Understanding the Adoption of International Human Rights Treaties: Political Regimes and Commitment Patterns

Event date
10 March 2016
Event time
12:30 - 14:00
Oxford week
Venue
Manor Road Building - Seminar Room F
Speaker(s)
Katarína Šipulová (CSLS), Jozef Janovský (Statistics), and Hubert Smekal (MUNI Faculty of Social Studies)

What motivates states to ratify international human rights treaties remains an unanswered question in political science. At the same time, this question has now become relevant more than ever, for at least two main reasons. First, the internalisation and legalisation of the human rights discourse after the Second World War has led to a significant increase in the number of human rights treaties. Second, the number of states, and hence the number of potential signatory parties, has never been higher and the international system as a whole has never been more complex.

Many tentative explanations for the observed variation in states’ ratification patterns have been proposed. Some are based on the treaty characteristics and how they diverge from a country’s practice (Hathaway 2007Cole 2005), others are tied to the character of the political regime of the state (Moravcsik 2000Hafner-Burton – Tsutsui – Meyer 2008). Theories emphasizing external factors assume that states adopt human rights instruments in order to boost their international credibility, e.g. by focussing on foreign policy goals and the pressure of the international community (Goodman 2000,Heyns and Viljoen 2001). Transitioning democracies, for example, take on international obligations to “lock in” desired policies in the face of future political uncertainty (Moravcsik 2000) and to prove their allegiance to democratic norms (Simmons, 2000). Integration into the international community can also play a strong role (Heyns and Viljoen 2001) as was the case after the dissolution of the Soviet Union for the Central and Eastern European democracies in their effort to accede to the European Union (Guzman 2008Landman 2005).

Despite the plethora of theoretical explanations, there is a common denominator to them with the nature of the political regime playing a direct or an indirect role in all of them. Having said that, the supporting empirical evidence remains unsatisfactory. We aim to contribute to this discussion by providing a systematic examination of the typical commitment patterns of political regimes of various types observed in the international arena since the end of WWII. We will use a newly collated dataset of 192 international human rights treaties and all the respective commitment activity since the end of the WWII. We will further supplement this quantitative overview of general commitment trends with additional in-depth insights from a selection of illustrative case studies.

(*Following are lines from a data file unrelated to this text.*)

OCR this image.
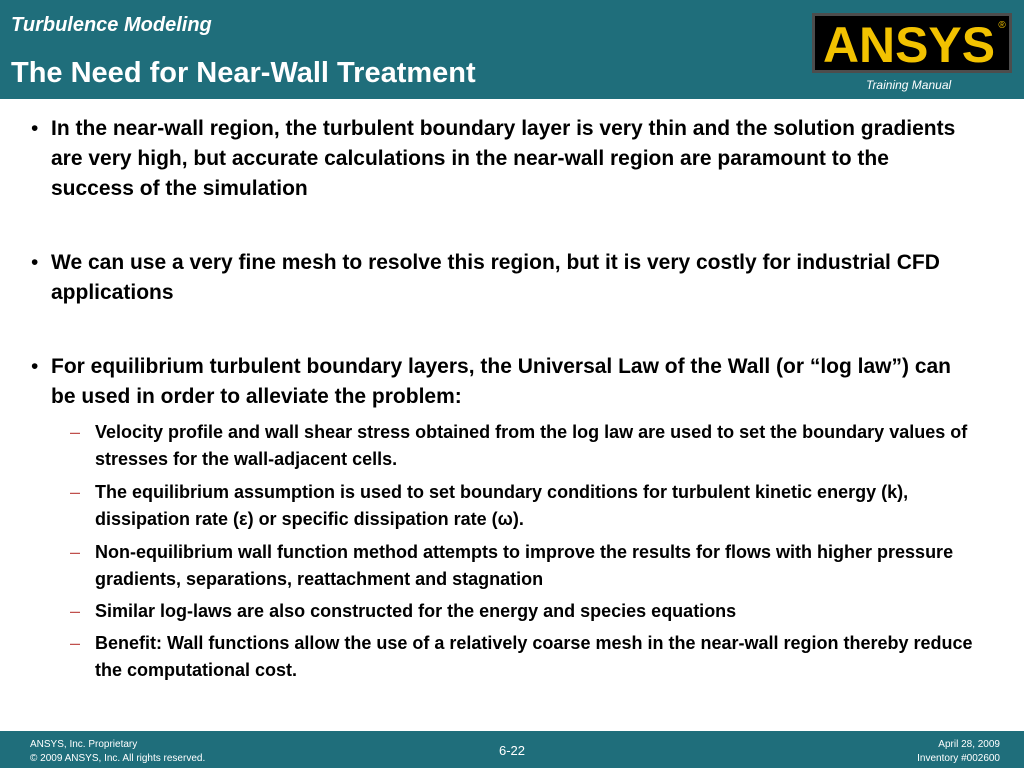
Turbulence Modeling
The Need for Near-Wall Treatment	ANSYS ®
Training Manual
• In the near-wall region, the turbulent boundary layer is very thin and the solution gradients are very high, but accurate calculations in the near-wall region are paramount to the success of the simulation
• We can use a very fine mesh to resolve this region, but it is very costly for industrial CFD applications
• For equilibrium turbulent boundary layers, the Universal Law of the Wall (or “log law”) can be used in order to alleviate the problem:
– Velocity profile and wall shear stress obtained from the log law are used to set the boundary values of stresses for the wall-adjacent cells.
– The equilibrium assumption is used to set boundary conditions for turbulent kinetic energy (k), dissipation rate (ε) or specific dissipation rate (ω).
– Non-equilibrium wall function method attempts to improve the results for flows with higher pressure gradients, separations, reattachment and stagnation
– Similar log-laws are also constructed for the energy and species equations
– Benefit: Wall functions allow the use of a relatively coarse mesh in the near-wall region thereby reduce the computational cost.
ANSYS, Inc. Proprietary
© 2009 ANSYS, Inc. All rights reserved.
6-22	April 28, 2009
Inventory #002600
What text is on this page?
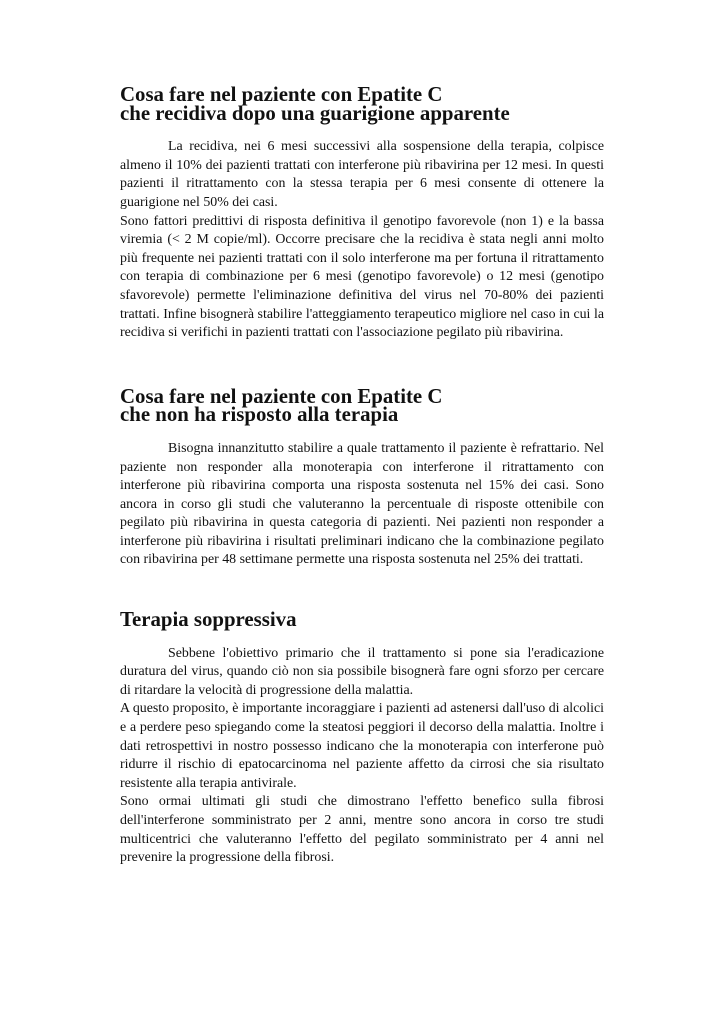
Cosa fare nel paziente con Epatite C
che recidiva dopo una guarigione apparente

La recidiva, nei 6 mesi successivi alla sospensione della terapia, colpisce almeno il 10% dei pazienti trattati con interferone più ribavirina per 12 mesi. In questi pazienti il ritrattamento con la stessa terapia per 6 mesi consente di ottenere la guarigione nel 50% dei casi.

Sono fattori predittivi di risposta definitiva il genotipo favorevole (non 1) e la bassa viremia (< 2 M copie/ml). Occorre precisare che la recidiva è stata negli anni molto più frequente nei pazienti trattati con il solo interferone ma per fortuna il ritrattamento con terapia di combinazione per 6 mesi (genotipo favorevole) o 12 mesi (genotipo sfavorevole) permette l'eliminazione definitiva del virus nel 70-80% dei pazienti trattati. Infine bisognerà stabilire l'atteggiamento terapeutico migliore nel caso in cui la recidiva si verifichi in pazienti trattati con l'associazione pegilato più ribavirina.

Cosa fare nel paziente con Epatite C
che non ha risposto alla terapia

Bisogna innanzitutto stabilire a quale trattamento il paziente è refrattario. Nel paziente non responder alla monoterapia con interferone il ritrattamento con interferone più ribavirina comporta una risposta sostenuta nel 15% dei casi. Sono ancora in corso gli studi che valuteranno la percentuale di risposte ottenibile con pegilato più ribavirina in questa categoria di pazienti. Nei pazienti non responder a interferone più ribavirina i risultati preliminari indicano che la combinazione pegilato con ribavirina per 48 settimane permette una risposta sostenuta nel 25% dei trattati.

Terapia soppressiva

Sebbene l'obiettivo primario che il trattamento si pone sia l'eradicazione duratura del virus, quando ciò non sia possibile bisognerà fare ogni sforzo per cercare di ritardare la velocità di progressione della malattia.

A questo proposito, è importante incoraggiare i pazienti ad astenersi dall'uso di alcolici e a perdere peso spiegando come la steatosi peggiori il decorso della malattia. Inoltre i dati retrospettivi in nostro possesso indicano che la monoterapia con interferone può ridurre il rischio di epatocarcinoma nel paziente affetto da cirrosi che sia risultato resistente alla terapia antivirale.

Sono ormai ultimati gli studi che dimostrano l'effetto benefico sulla fibrosi dell'interferone somministrato per 2 anni, mentre sono ancora in corso tre studi multicentrici che valuteranno l'effetto del pegilato somministrato per 4 anni nel prevenire la progressione della fibrosi.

With respect to the commitment patterns of various political regimes, we pose the following research questions: Do political regimes differ in their commitment activity depending on the substance of the treaty (i.e. relating to different areas of human rights protection, different generations of human rights – political rights, social rights, rights of minorities, etc.)? Do certain regimes commit faster to influential human rights declarations than to specific treaties regulating a particular human right and its procedural aspects? Does the commitment behaviour of different political regimes change with the strength of treaty’s control mechanism (and the potential threat of sanctions for noncompliance)?

We will make a comparison across time and geographical space, making it possible to assess whether democratic and non-democratic states have been similar in their commitment patterns or not. We will pay special attention to the category of transitional regimes, comparing the practice of post-communist democracies from early 90s with the practice of other democratizing regimes both in the same time period and in different historical contexts.

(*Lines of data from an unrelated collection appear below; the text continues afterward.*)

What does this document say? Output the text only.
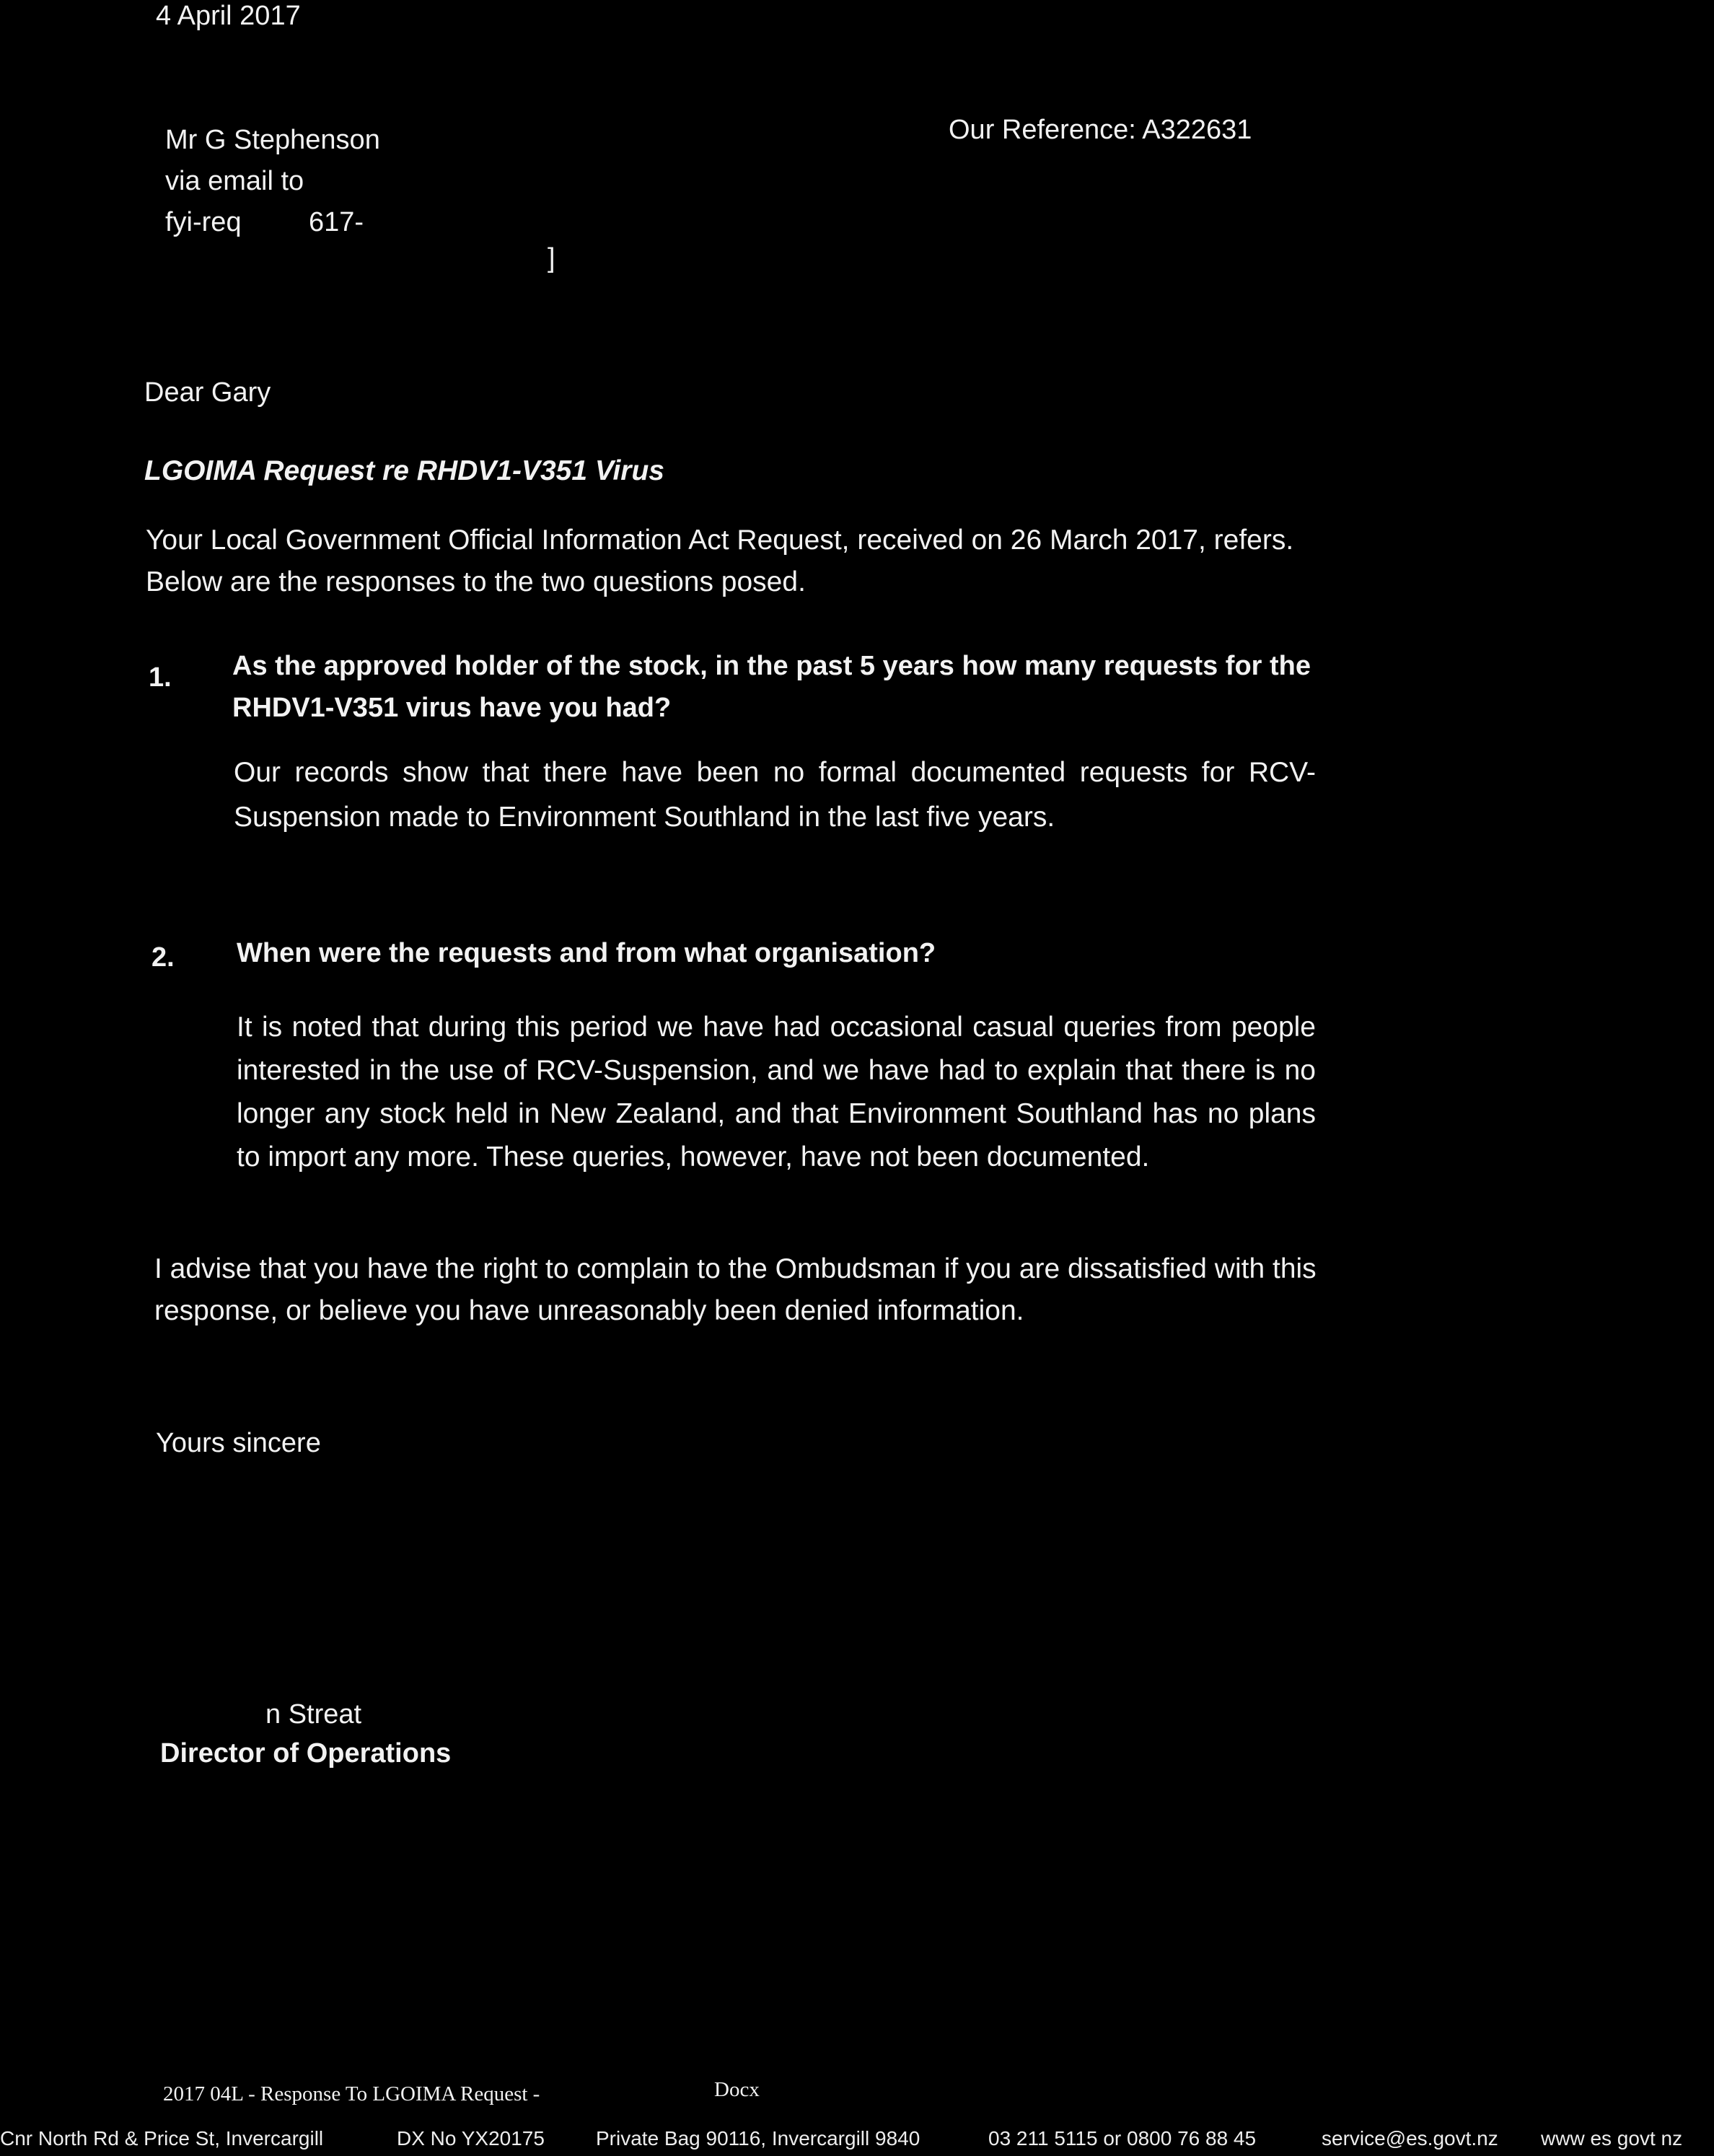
4 April 2017
Mr G Stephenson
via email to
fyi-req 617-
]
Our Reference: A322631
Dear Gary
LGOIMA Request re RHDV1-V351 Virus
Your Local Government Official Information Act Request, received on 26 March 2017, refers. Below are the responses to the two questions posed.
1. As the approved holder of the stock, in the past 5 years how many requests for the RHDV1-V351 virus have you had?
Our records show that there have been no formal documented requests for RCV-Suspension made to Environment Southland in the last five years.
2. When were the requests and from what organisation?
It is noted that during this period we have had occasional casual queries from people interested in the use of RCV-Suspension, and we have had to explain that there is no longer any stock held in New Zealand, and that Environment Southland has no plans to import any more. These queries, however, have not been documented.
I advise that you have the right to complain to the Ombudsman if you are dissatisfied with this response, or believe you have unreasonably been denied information.
Yours sincere
n Streat
Director of Operations
2017 04L - Response To LGOIMA Request -	Docx
Cnr North Rd & Price St, Invercargill	DX No YX20175	Private Bag 90116, Invercargill 9840	03 211 5115 or 0800 76 88 45	service@es.govt.nz www es govt nz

Following the international overview of commitment patterns, we will focus on the experience of two post-communist countries, the Czech Republic and Slovakia, and the in-depth analysis of their behaviour. The unique political experience of these states contains non-democratic, semi-democratic, democratic and transitional periods, allowing for a detailed examination of the effect of the regime change on the commitment propensity and speed. Domestic-level, international-level and treaty-level variables have also been collected and they will be taken into account.